スワヒリ亭こゆう

プリシラのスワヒリ亭こゆうのレビュー・感想・評価

プリシラ(2023年製作の映画)
4.0
ソフィア・コッポラ監督の新作はエルヴィス・プレスリーの元妻のプリシラ・プレスリーの伝記映画です。プリシラの自伝が原作みたいですね。プリシラ本人も映画のプロデューサーに名を連ねています。
この辺りを鑑みると本人の体験を基に再現している作品だと思います。
プリシラ目線で撮られた本作はとても美しい映画ではあったのですが、ストーリーは寂しい話でした。世界一モテる男の妻はとても孤独だった事が興味深かったです。全く羨ましいストーリーではなかったんですよね。
エルヴィスってダメなやつだなぁと思いましたもんね😅

本作は自伝が基になってるのを分かった上で観た方が良いです。
エルヴィス・プレスリーの奥さんだったからといって、昔の話が過去の栄光の話だったらハッキリ言って観ていてかったるいと思いますよ。プレスリーは知ってるけど奥さんは別に知らんがな!ですから。
それを惜しげもなくプリシラはエルヴィスとの出会いから別れまでの辛かった話を晒してる訳です。
みんなは羨ましがっていたけど実際は最悪だったっていう話だから観ていてプリシラに同情してしまいますよね。この脚本は見事でしたね。

『エルヴィス』っていう伝記映画もあって、そっちも観たんですが本作のが断然良いです。映像からストーリー、役者、全て上回ってます。

晩年のプレスリーのもみあげを見れば、「あ、コイツあんまり賢くないなぁ…」というのは一目瞭然。
若くして大スターになってしまった事は運が良いのか、悪いのか…スターの栄光と挫折は表裏一体なんですね。
で、賢くないなぁと思っていたんですが14歳のプリシラに惚れてしまうというのは、どうしようもない奴ですよ。
本作を見る限り、悪い奴だなって思ってしまいますね。若い少女を誑かして親元から自分の元へと連れてくるのはダメですよね。

プレスリーがまだハイスクールに通っているプリシラと初めてベッドを共にするシーン。
そこで2人はSEXしないんです。若いプリシラを慮って「その時(SEXする時)は俺が決める」とか言って。
コレは「良い所あるじゃん」って思ったんですけど、その後初めてする時がいつだったのか?物凄い有耶無耶になってましたね。
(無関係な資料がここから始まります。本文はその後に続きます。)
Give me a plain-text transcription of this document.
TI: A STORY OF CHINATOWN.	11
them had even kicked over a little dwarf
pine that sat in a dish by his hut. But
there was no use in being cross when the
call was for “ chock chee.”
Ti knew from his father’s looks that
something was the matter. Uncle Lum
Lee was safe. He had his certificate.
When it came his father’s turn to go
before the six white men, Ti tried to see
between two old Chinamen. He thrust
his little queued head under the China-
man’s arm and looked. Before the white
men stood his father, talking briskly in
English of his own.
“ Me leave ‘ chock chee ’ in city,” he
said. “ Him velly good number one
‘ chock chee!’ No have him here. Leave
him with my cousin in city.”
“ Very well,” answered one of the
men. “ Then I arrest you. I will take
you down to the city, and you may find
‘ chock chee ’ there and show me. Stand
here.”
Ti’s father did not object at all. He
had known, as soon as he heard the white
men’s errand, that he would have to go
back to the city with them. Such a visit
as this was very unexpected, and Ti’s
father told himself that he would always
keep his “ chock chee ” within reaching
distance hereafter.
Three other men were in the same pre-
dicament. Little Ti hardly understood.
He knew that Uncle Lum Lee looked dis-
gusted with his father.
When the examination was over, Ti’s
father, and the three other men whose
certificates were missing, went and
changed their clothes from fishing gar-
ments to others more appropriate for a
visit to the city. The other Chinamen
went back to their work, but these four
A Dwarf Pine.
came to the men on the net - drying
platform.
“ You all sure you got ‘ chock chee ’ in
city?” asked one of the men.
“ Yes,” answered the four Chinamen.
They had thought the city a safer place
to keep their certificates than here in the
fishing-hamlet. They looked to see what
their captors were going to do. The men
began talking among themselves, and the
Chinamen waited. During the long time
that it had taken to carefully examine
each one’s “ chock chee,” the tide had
僕の予想、次の日やってんなぁと思います!
卒業式の後にその感じを出してましたけど、嘘つけって思いましたね。何を美談にしてんだ!って思いました。自分もプレスリーに大事にされてた事を言いたかったのかな🤔単にロリコンの話になるのを避けたかったのかもしれません。


ソフィア・コッポラ監督の作品というのは映像に期待します。本作の主人公・プリシラを演じたケイリー・スピーニー。本作でケイリー・スピーニーはヴェネツィア国際映画祭で女優賞を受賞したぐらい評価されています。この女優の子供っぽい所と目を見張るぐらいの美人さの両方を引き出していると思いました。
プリシラが着飾るファッションすらもソフィア・コッポラの美的センスの一部であるのは間違いないです。プレスリー夫妻が住むメンフィスの自宅、【グレイスランド】にプリシラがいる構図だけで美しい芸術作品として仕上がっていると思います。
それと本作の音楽、敢えてエルヴィス・プレスリーの楽曲をBGMに使用していないんです。
プレスリーがテレビやコンサートで唄うシーンだけは流れますが、サントラを観てもプレスリーの歌が無いんです。ラモーンズなどオールディーズの曲が流れてくる演出は本作を近年の流行のミュージシャンの伝記映画とは違うんだという意思が感じられます。
『エルヴィス』『ボヘミアン・ラプソディ』等とは確かに違い、あくまでもプリシラ目線でした。
プレスリーを登場させるのにプレスリーの曲を使わないのは挑戦的ですし、見事だと思います。

ソフィア・コッポラ監督自身も親父が映画監督で自分も小役で活動していたのもあって、アメリカのスターの家族というのがどういう物なのかを彼女なりに分かっているんだと思います。だから、『プリシラ』をここまで孤独で寂しい話にしたのかなと思いました。僕はこの映画はラブストーリーであり、悲劇だと思いました。全く羨ましくなかった。プレスリーもプリシラも。さっきも書きましたが自伝を今以上に描くのは見ていてかったるい。今よりも悲惨だった自虐だから観ていて感傷に浸れるんだと思います。